Functional biodiversity refers to the set of species that contribute to ecosystem services in an agroecosystem. In other words, it is the biodiversity that is useful to farmers. It provides benefits that can be valued by the farmer through environmental management. The objective is to increase production while limiting interventions in the field. Better soil and plant health promote a more resilient ecosystem.

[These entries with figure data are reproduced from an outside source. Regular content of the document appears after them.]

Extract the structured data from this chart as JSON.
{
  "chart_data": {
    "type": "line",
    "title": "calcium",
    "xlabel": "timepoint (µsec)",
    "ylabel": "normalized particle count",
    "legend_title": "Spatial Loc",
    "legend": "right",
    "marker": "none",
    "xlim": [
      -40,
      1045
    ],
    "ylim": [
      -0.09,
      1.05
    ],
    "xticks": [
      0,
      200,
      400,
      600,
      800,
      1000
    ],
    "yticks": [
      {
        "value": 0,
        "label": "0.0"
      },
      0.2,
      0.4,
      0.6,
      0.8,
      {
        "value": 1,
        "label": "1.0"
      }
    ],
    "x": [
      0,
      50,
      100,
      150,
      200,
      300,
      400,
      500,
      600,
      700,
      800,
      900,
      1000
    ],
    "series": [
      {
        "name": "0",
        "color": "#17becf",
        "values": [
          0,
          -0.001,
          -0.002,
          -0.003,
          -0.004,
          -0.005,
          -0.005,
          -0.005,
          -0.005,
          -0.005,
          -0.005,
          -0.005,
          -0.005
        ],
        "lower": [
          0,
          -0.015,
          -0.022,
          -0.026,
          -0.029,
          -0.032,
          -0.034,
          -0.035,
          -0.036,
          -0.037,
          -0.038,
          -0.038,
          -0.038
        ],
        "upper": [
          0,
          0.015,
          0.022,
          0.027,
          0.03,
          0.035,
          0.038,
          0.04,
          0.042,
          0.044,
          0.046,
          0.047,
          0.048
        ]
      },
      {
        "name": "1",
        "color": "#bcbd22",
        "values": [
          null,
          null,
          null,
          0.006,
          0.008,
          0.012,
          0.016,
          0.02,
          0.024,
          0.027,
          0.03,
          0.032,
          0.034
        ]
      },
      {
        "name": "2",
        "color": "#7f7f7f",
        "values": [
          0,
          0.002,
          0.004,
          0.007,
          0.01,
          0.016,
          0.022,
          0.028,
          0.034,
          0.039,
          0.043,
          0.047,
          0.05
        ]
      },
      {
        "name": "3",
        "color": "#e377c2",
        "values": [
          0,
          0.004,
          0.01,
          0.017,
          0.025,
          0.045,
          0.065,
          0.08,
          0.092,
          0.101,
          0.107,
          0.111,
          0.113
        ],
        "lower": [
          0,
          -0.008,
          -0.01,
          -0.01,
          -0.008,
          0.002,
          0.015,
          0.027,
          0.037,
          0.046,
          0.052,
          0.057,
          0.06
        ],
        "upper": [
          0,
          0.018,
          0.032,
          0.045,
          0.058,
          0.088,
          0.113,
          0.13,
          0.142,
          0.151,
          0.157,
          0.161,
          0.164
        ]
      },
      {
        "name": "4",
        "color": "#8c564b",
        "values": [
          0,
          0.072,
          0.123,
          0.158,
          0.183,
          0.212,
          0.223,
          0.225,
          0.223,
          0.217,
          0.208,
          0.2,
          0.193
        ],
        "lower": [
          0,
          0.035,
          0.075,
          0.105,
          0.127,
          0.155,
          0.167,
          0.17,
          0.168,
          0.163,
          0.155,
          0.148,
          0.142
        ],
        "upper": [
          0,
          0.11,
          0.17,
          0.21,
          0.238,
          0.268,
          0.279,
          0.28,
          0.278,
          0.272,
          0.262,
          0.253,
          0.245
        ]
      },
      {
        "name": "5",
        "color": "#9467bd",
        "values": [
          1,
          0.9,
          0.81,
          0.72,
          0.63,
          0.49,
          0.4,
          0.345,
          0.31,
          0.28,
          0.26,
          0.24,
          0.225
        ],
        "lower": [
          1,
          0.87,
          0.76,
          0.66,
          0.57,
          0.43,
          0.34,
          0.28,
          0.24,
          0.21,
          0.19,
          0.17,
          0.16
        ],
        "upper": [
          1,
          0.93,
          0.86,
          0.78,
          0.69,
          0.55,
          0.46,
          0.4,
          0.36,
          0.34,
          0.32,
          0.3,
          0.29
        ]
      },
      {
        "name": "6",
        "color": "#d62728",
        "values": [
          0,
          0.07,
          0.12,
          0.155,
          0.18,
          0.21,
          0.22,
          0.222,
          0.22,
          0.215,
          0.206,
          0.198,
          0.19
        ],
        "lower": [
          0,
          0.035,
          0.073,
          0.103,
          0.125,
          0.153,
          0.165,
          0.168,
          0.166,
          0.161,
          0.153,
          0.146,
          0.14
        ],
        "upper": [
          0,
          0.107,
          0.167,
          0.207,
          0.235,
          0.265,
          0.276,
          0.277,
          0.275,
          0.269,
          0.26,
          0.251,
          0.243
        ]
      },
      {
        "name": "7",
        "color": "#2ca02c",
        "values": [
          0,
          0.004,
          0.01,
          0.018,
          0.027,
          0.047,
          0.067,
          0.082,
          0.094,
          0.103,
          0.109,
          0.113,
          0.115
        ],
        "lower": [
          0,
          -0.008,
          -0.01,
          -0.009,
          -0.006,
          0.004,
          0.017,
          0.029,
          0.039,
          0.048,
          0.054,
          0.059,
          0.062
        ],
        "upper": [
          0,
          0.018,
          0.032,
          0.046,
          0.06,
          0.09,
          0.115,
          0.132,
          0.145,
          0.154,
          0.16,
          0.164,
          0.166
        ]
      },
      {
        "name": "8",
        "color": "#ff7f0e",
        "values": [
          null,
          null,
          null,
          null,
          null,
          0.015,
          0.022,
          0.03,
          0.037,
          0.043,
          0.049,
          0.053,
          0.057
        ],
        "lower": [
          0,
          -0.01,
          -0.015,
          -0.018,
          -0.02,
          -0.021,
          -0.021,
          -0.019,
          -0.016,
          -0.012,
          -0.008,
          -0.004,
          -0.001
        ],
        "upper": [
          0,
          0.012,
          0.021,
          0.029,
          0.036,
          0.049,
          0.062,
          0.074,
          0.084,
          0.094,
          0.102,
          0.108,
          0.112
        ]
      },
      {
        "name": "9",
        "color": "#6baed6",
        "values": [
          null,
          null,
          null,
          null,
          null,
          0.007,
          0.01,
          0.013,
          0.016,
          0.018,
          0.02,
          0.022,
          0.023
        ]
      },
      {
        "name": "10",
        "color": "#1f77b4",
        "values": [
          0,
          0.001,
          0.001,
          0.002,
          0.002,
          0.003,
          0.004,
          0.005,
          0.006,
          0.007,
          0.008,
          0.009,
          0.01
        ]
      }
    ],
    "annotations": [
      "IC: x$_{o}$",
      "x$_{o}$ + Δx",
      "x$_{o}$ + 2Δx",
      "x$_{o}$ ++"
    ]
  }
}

Each ecosystem is made up of a multitude of “little workers”. For example, the decomposition of organic matter is carried out as much by micro-organisms as by macro-organisms. Their movement through the soil improves the structure of the soil, promoting plant rooting. Mulching the soil provides the nutrients needed by the decomposers. It also retains moisture in the soil and therefore provides a more favorable environment for earthworms. Also, facilities such as hedges, grassy areas, or field borders provide shelter for natural enemies of certain crop pests. It is possible to introduce plants around the cultivated crop, such as the Dittrichia Viscosa in olive groves. This plant attracts parasitoids likely to parasitize the olive fly and therefore has an interest in regulating this pest. Human activity can disturb the proper development of beneficial organisms by degrading the quality of their habitats (modification of the floristic composition, pollution by pesticides). Introducing appropriate plants is essential to prevent harming the services rendered by functional biodiversity.
Functional biodiversity is an important component of agroecological approaches. The farmer can benefit from its functionality by enhancing the interactions between fauna and flora within an agroecosystem. However, the mechanisms behind ecosystem services are complex and are the subject of research, especially in understanding the interactions among different organisms.
References to explore
Moonen A.C.,Barberi P. 2008. Functional biodiversity: An agroecosystem approach. Agriculture, Ecosystem & Environment, (127), 1-2, pp 7-21.
Snyder W.E. 2019. Give predators a complement: Conserving natural enemy biodiversity to improve biocontrol. Biological control, (135), pp 73-82.
Srivastava N., Gupta B., Gupta S., Danquah M.K., Sarethy I.P. 2019. Chapter 6 – Analyzing Functional Microbial Diversity: An Overview of Techniques. Microbial Diversity in the Genomic Era . pp 79-103.